2. Faire de la santé mentale une politique véritablement transversale
Le deuxième chantier implique de reconnaître la santé mentale comme une politique transversale. Elle ne peut être cantonnée au seul ministère de la Santé : elle traverse l’organisation du travail, les mobilités, l’urbanisme, la vie associative, la culture, le sport, les rythmes de vie. Ce sont ces environnements, au quotidien, qui stabilisent ou fragilisent les individus. Faire de la santé mentale un principe directeur des politiques publiques, et non un îlot spécialisé, permettrait enfin d’agir sur les causes structurelles et pas seulement sur leurs symptômes.
3. Soutenir la diversité des prises en charge et l’innovation
Le troisième chantier consiste à soutenir la diversité des prises en charge et l’innovation clinique et organisationnelle. Aucune réponse unique ne peut couvrir l’ensemble des besoins : l’avenir passe par un continuum réel, associant hospitalisation quand elle est indispensable, ambulatoire renforcé, unités mobiles, dispositifs intensifs, passerelles entre secteurs et innovations capables d’éviter les ruptures de parcours. L’objectif n’est pas de multiplier les dispositifs, mais de proposer des réponses souples, coordonnées et humaines, au plus près des trajectoires de vie.
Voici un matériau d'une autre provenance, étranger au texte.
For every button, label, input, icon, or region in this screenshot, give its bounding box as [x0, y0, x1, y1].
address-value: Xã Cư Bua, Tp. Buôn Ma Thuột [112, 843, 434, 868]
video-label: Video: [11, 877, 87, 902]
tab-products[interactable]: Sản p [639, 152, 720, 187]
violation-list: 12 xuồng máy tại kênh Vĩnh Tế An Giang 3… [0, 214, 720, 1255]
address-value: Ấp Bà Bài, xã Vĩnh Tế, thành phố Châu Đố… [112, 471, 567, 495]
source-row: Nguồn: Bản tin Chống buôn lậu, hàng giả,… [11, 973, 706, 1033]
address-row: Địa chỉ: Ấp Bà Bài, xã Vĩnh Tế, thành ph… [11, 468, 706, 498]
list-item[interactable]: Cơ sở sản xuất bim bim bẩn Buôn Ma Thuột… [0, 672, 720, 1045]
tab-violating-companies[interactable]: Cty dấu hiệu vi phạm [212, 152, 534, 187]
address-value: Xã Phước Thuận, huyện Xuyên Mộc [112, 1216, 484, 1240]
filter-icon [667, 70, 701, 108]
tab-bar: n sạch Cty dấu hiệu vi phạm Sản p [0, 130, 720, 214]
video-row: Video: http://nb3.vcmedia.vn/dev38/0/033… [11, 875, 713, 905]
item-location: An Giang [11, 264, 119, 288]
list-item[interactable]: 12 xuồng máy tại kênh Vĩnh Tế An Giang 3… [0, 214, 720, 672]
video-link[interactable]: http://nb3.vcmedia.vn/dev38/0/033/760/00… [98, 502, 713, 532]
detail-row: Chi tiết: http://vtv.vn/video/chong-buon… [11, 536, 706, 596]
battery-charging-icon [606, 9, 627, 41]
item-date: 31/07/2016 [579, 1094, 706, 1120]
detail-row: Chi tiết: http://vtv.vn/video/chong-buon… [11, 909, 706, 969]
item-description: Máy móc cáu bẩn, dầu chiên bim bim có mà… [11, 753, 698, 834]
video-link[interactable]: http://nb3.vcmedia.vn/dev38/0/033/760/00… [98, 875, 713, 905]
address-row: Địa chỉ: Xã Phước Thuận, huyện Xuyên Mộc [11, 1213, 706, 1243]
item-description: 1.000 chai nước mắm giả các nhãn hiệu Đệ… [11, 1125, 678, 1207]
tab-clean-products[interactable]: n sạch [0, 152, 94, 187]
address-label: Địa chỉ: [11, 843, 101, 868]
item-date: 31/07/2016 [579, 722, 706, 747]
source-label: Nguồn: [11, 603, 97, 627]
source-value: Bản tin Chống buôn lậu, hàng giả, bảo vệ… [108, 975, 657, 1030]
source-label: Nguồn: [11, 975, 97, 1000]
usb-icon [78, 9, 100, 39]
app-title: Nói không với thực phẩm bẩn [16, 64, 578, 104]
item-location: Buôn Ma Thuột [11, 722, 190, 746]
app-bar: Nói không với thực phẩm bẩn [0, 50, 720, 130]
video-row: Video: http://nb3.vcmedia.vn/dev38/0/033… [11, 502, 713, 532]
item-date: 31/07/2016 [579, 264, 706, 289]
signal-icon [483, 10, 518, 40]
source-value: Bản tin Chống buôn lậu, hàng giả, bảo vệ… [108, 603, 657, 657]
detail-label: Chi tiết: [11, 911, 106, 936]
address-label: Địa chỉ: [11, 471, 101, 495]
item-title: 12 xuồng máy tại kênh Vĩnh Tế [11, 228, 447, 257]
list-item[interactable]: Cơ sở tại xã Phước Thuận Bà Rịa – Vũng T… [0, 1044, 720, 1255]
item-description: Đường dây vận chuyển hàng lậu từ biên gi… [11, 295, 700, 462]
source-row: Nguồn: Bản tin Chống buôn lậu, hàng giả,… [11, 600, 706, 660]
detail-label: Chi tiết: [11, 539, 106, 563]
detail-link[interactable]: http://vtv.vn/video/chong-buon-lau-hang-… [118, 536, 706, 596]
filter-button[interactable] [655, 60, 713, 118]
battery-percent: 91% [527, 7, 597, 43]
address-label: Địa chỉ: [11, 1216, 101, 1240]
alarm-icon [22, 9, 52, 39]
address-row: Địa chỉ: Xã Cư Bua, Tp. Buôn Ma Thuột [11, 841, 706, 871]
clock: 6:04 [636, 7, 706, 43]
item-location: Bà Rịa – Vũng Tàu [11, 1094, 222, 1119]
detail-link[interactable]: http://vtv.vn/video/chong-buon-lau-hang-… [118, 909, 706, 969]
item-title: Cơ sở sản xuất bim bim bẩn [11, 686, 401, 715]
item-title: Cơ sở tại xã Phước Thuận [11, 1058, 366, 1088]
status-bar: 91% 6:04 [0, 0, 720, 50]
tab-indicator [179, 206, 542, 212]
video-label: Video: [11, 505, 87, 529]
4. Prendre soin de ceux qui soignent
Enfin, aucun modèle ne tiendra si l’on ne protège pas ceux qui soignent. Les médecins, infirmiers et autres professionnels de santé et autres évoluent dans un système saturé, sous tension, parfois au bord de la rupture. La charge émotionnelle, la complexité administrative et la pénurie de moyens pèsent sur leur propre santé mentale. Les signaux d’alerte sont même plus nets chez les futurs professionnels : près d’un quart des étudiants infirmiers déclarent une mauvaise santé mentale ou des idées suicidaires, selon l’association Soins aux Professionnels de Santé, un chiffre qui dit tout d’un système qui fragilise ceux qu’il forme. Soutenir les soignants n’est pas un supplément humaniste ; c’est une condition de stabilité.
La reconduction de la grande cause n’est donc pas un geste répétitif, mais une occasion rare : celle de construire, enfin, une stratégie durable à la hauteur des besoins du pays. Nous avons collectivement brisé le silence ; il nous revient désormais de bâtir les réponses.